Oil prices rose sharply early in Asian trading on Monday after Saudi Arabia announced it would cut production in July and agreed by the Organization of the Petroleum Exporting Countries (OPEC) and its allies to extend supply cuts until 2024.
At an OPEC+ meeting over the weekend, Saudi Arabia announced plans to cut production by about 1 million bpd to 9 million bpd in July, Bloomberg reported. This additional cut will join OPEC+'s 3.66 million barrels per day production cut already underway, which began in October 2022 and was extended through the end of 2024 at a meeting on Sunday.
It also agreed to reduce overall production targets by 1.4 million barrels per day starting in January 2024. However, Russia, Nigeria and Angola will account for most of these cuts to bring their production targets in line with current levels.
Such moves were taken by the oil cartel to raise the price of crude oil and support major exports. Saudi Arabia also hopes to discourage speculators from betting on falling oil prices, which have attracted significant interest this year.
Amid the news, Brent crude futures edged up 1.7% to $77.66 a barrel, while WTI futures edged up 2% to $73.17 a barrel by 8:10 pm ET. However, both contracts are still trading at 6% to 8% lower for the year.
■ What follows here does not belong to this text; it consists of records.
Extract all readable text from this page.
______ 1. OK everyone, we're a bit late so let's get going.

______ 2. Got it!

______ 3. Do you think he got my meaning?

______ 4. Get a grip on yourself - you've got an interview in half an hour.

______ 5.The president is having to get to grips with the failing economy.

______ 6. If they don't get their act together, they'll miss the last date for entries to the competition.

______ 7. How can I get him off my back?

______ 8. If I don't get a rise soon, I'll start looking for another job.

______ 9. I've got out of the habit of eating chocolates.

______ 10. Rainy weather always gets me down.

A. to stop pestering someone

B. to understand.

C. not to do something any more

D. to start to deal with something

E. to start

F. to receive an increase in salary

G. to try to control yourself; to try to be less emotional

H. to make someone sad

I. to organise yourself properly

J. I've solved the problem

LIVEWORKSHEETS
The OPEC+ cuts come amid fears of a slowdown in economic growth and weak demand, which have pushed oil prices down this year. Crude oil has been losing value for 5 consecutive months. An unexpected production cut in April provided some support for oil prices, but the market was wary of a potential US default on debt, and weak economic performance in China raised doubts about a recovery in demand.
The upcoming cuts in the second half of 2023 could increase restrictions on the oil market and provide relative support to prices, despite deteriorating economic conditions and rising interest rates.
Several weak economic indicators from China point to an uneven recovery in the world's largest oil importer, which could cap demand by the end of the year. The eurozone and the US are also facing a slowdown in manufacturing activity this year, which is hurting economic growth. The U.S. interest rate is forecast to rise for longer, especially after non-farm wage growth in the country exceeded expectations in May.